Bridgestone will be offering the tyre for R1,322.50 to SA Taxi members, compared to the roughly R1,700 it currently retails for.
Under a three-year-deal, SA Taxi will receive rebates for tyres sold to its members, which it said it will then use as incentives for taxi owners in South Africa.
All second-hand taxis sold through SA Taxi will also come standard with the new tyre.
Taaibosch said he doesn’t want to make comments outside of the launch for fear that the Competition Commission reprimands him for anticompetitive behaviour – but said he wants the new tyre to be added to the agenda of all Santaco branch meetings.
“We need to inform everyone about the deal,” Taaibosch said, adding that the deal will improve road safety in South Africa as it will be more affordable for taxi owners to replace tyres.
Bridgestone South Africa’s Christo Jansen van Rensburg said the taxi industry has been an overlooked and underserved market that needs a premium product.
“There are an estimated 150,000 minibuses in South Africa producing R50 billion in revenue, owned by 50,000 owners who employ roughly 200,000 people,” Jansen van Rensburg said.

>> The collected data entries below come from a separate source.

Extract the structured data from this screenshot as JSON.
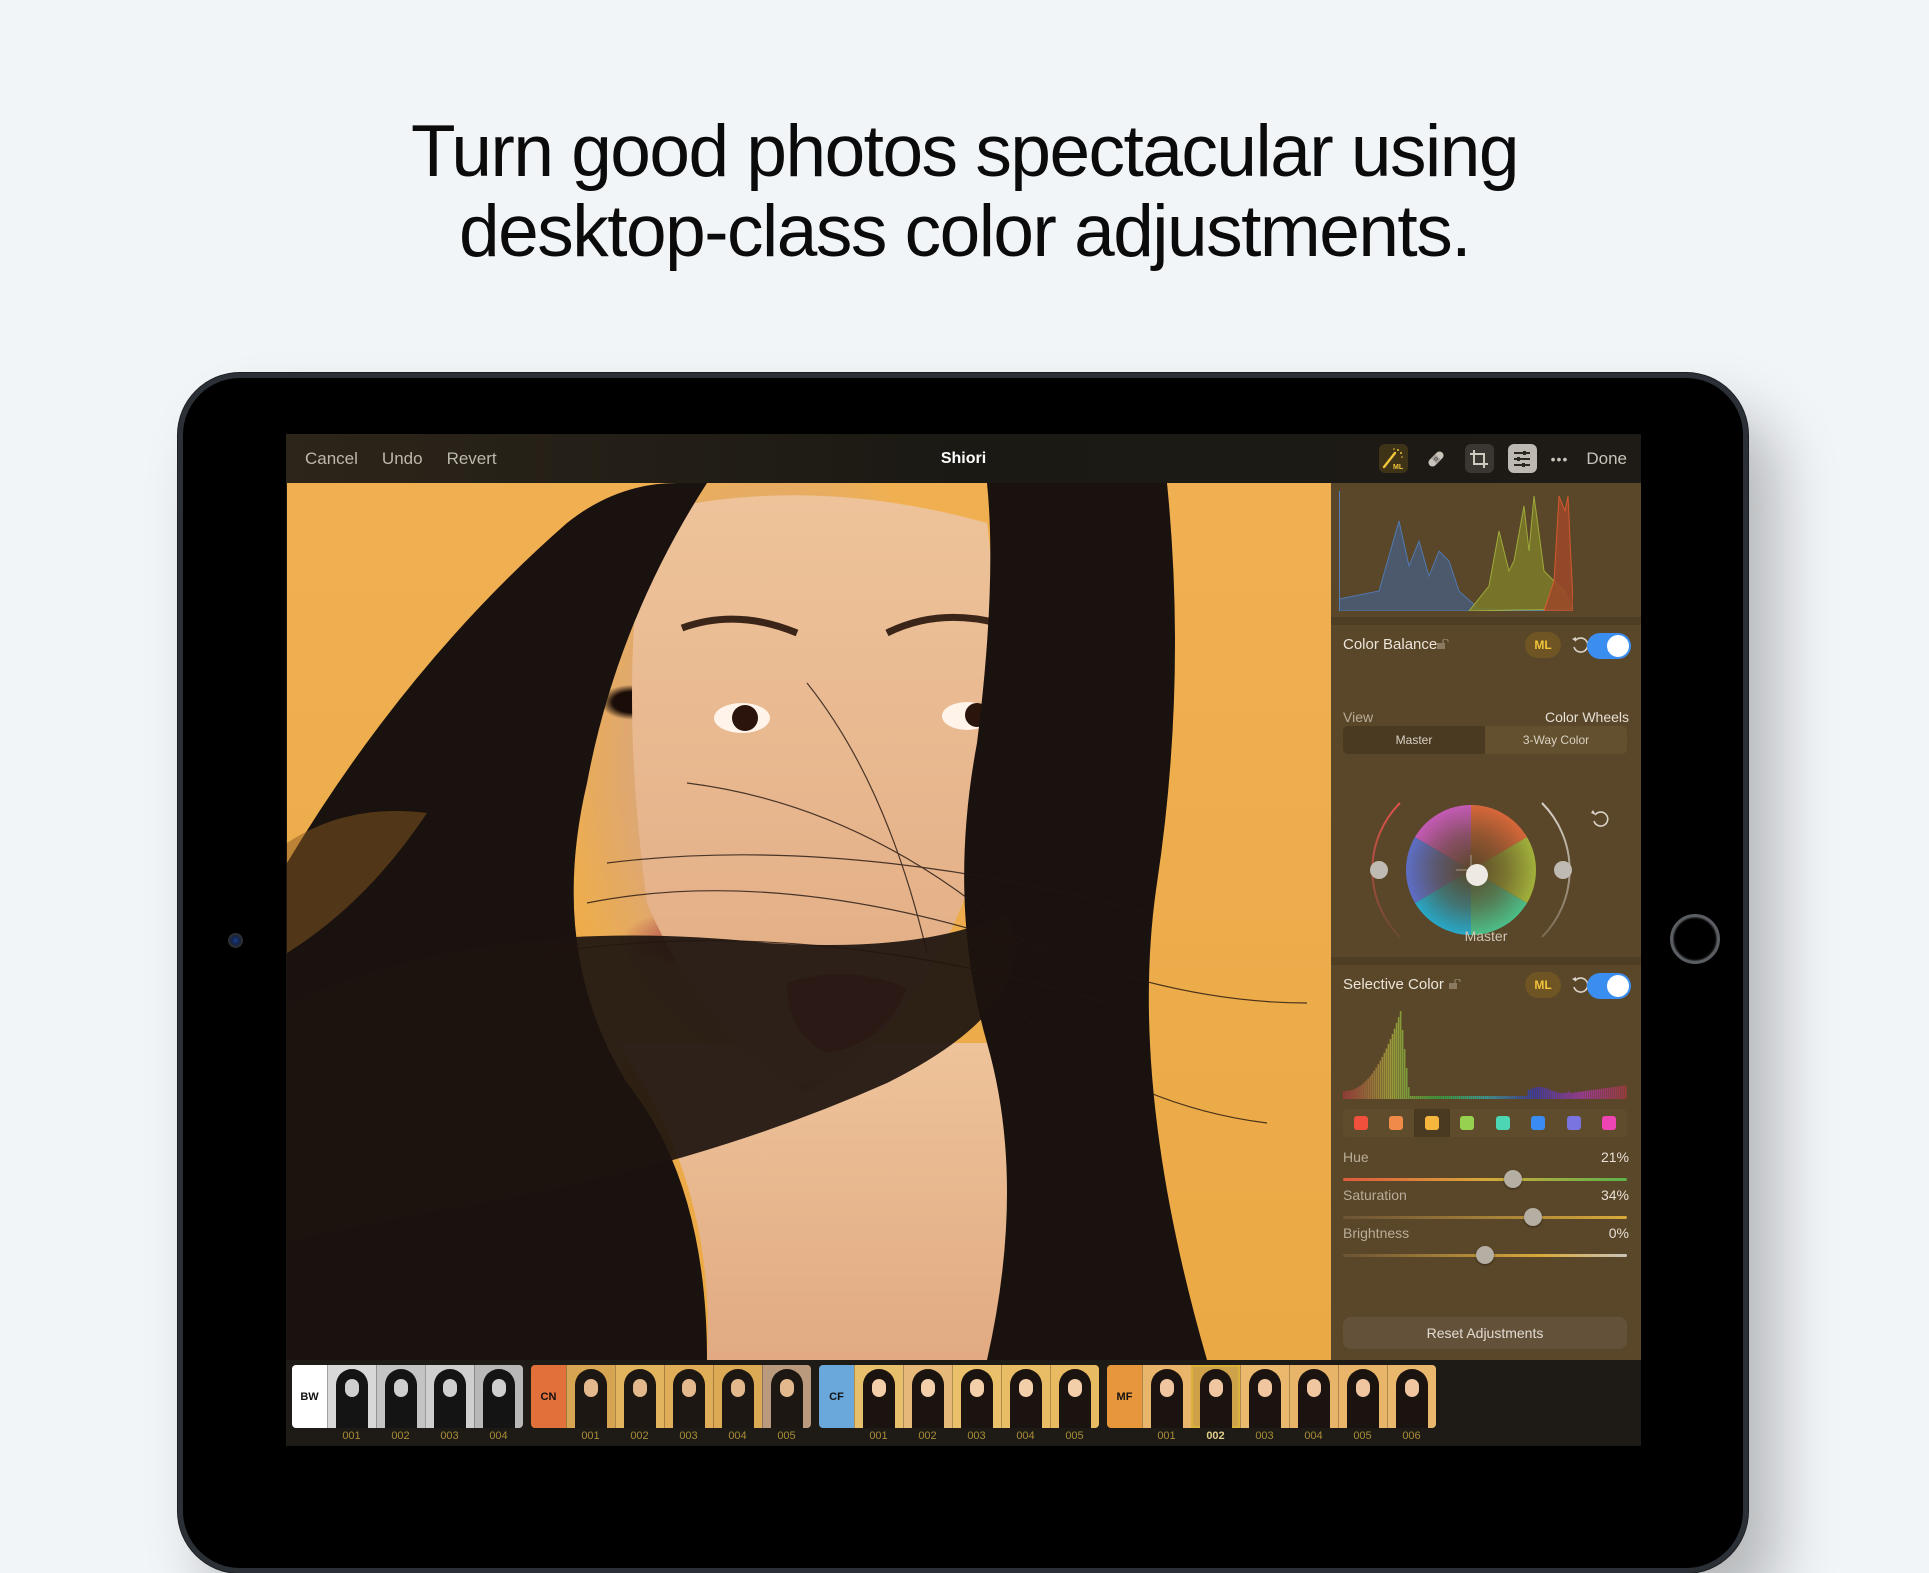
{
  "headline": {
    "line1": "Turn good photos spectacular using",
    "line2": "desktop-class color adjustments."
  },
  "toolbar": {
    "cancel_label": "Cancel",
    "undo_label": "Undo",
    "revert_label": "Revert",
    "title": "Shiori",
    "done_label": "Done",
    "icons": [
      "ml-magic-wand-icon",
      "bandage-repair-icon",
      "crop-icon",
      "adjustments-sliders-icon",
      "more-ellipsis-icon"
    ],
    "more_label": "•••",
    "ml_icon_text": "ML"
  },
  "sidebar": {
    "color_balance": {
      "title": "Color Balance",
      "ml_label": "ML",
      "enabled": true,
      "view_label": "View",
      "view_value": "Color Wheels",
      "segments": [
        "Master",
        "3-Way Color"
      ],
      "active_segment": "Master",
      "wheel_label": "Master"
    },
    "selective_color": {
      "title": "Selective Color",
      "ml_label": "ML",
      "enabled": true,
      "swatches": [
        {
          "name": "red",
          "color": "#f0503c"
        },
        {
          "name": "orange",
          "color": "#f08a48"
        },
        {
          "name": "yellow",
          "color": "#f4b63c"
        },
        {
          "name": "green",
          "color": "#96d250"
        },
        {
          "name": "aqua",
          "color": "#4cd6b4"
        },
        {
          "name": "blue",
          "color": "#3a8cf4"
        },
        {
          "name": "purple",
          "color": "#7a74e0"
        },
        {
          "name": "magenta",
          "color": "#ee44b4"
        }
      ],
      "selected_swatch": "yellow",
      "sliders": [
        {
          "label": "Hue",
          "value": "21%",
          "position": 0.6
        },
        {
          "label": "Saturation",
          "value": "34%",
          "position": 0.67
        },
        {
          "label": "Brightness",
          "value": "0%",
          "position": 0.5
        }
      ]
    },
    "reset_label": "Reset Adjustments"
  },
  "filmstrip": {
    "groups": [
      {
        "tag": "BW",
        "tag_color": "#ffffff",
        "thumbs": [
          "001",
          "002",
          "003",
          "004"
        ],
        "tone": "bw"
      },
      {
        "tag": "CN",
        "tag_color": "#e2703a",
        "thumbs": [
          "001",
          "002",
          "003",
          "004",
          "005"
        ],
        "tone": "cn"
      },
      {
        "tag": "CF",
        "tag_color": "#6aa8dc",
        "thumbs": [
          "001",
          "002",
          "003",
          "004",
          "005"
        ],
        "tone": "cf"
      },
      {
        "tag": "MF",
        "tag_color": "#e8963c",
        "thumbs": [
          "001",
          "002",
          "003",
          "004",
          "005",
          "006"
        ],
        "tone": "mf"
      }
    ],
    "selected": {
      "group": "MF",
      "thumb": "002"
    }
  },
  "colors": {
    "accent_toggle": "#3a8ef0",
    "ml_badge_text": "#f1c43a",
    "panel_bg": "#5a4628",
    "photo_bg": "#eba945"
  }
}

He said 20% of road accidents in South Africa are estimated to be tyre-related.
Bridgestone, with a 84-year history of manufacturing tyres in South Africa, will make the new tyres available at Supaquick outlets across the country.
SA Taxi’s communications officer Maroba Maduma said incentives will encourage drivers to replace tyres more frequently.
“We are calling these tyres the safest option for taxi drivers, as there are a lot of imported tyres in the market of poor quality but they are exceptionally cheap, making them more affordable,” Van Rensburg said.
“We know that with our cheaper pricing we are going to displace the inferior product on the market, and therefore improve the durability of tyres used.”
“These tyres have been approved by the (car manufacturer) and there are simply not a lot of (approved tyres) on the market.”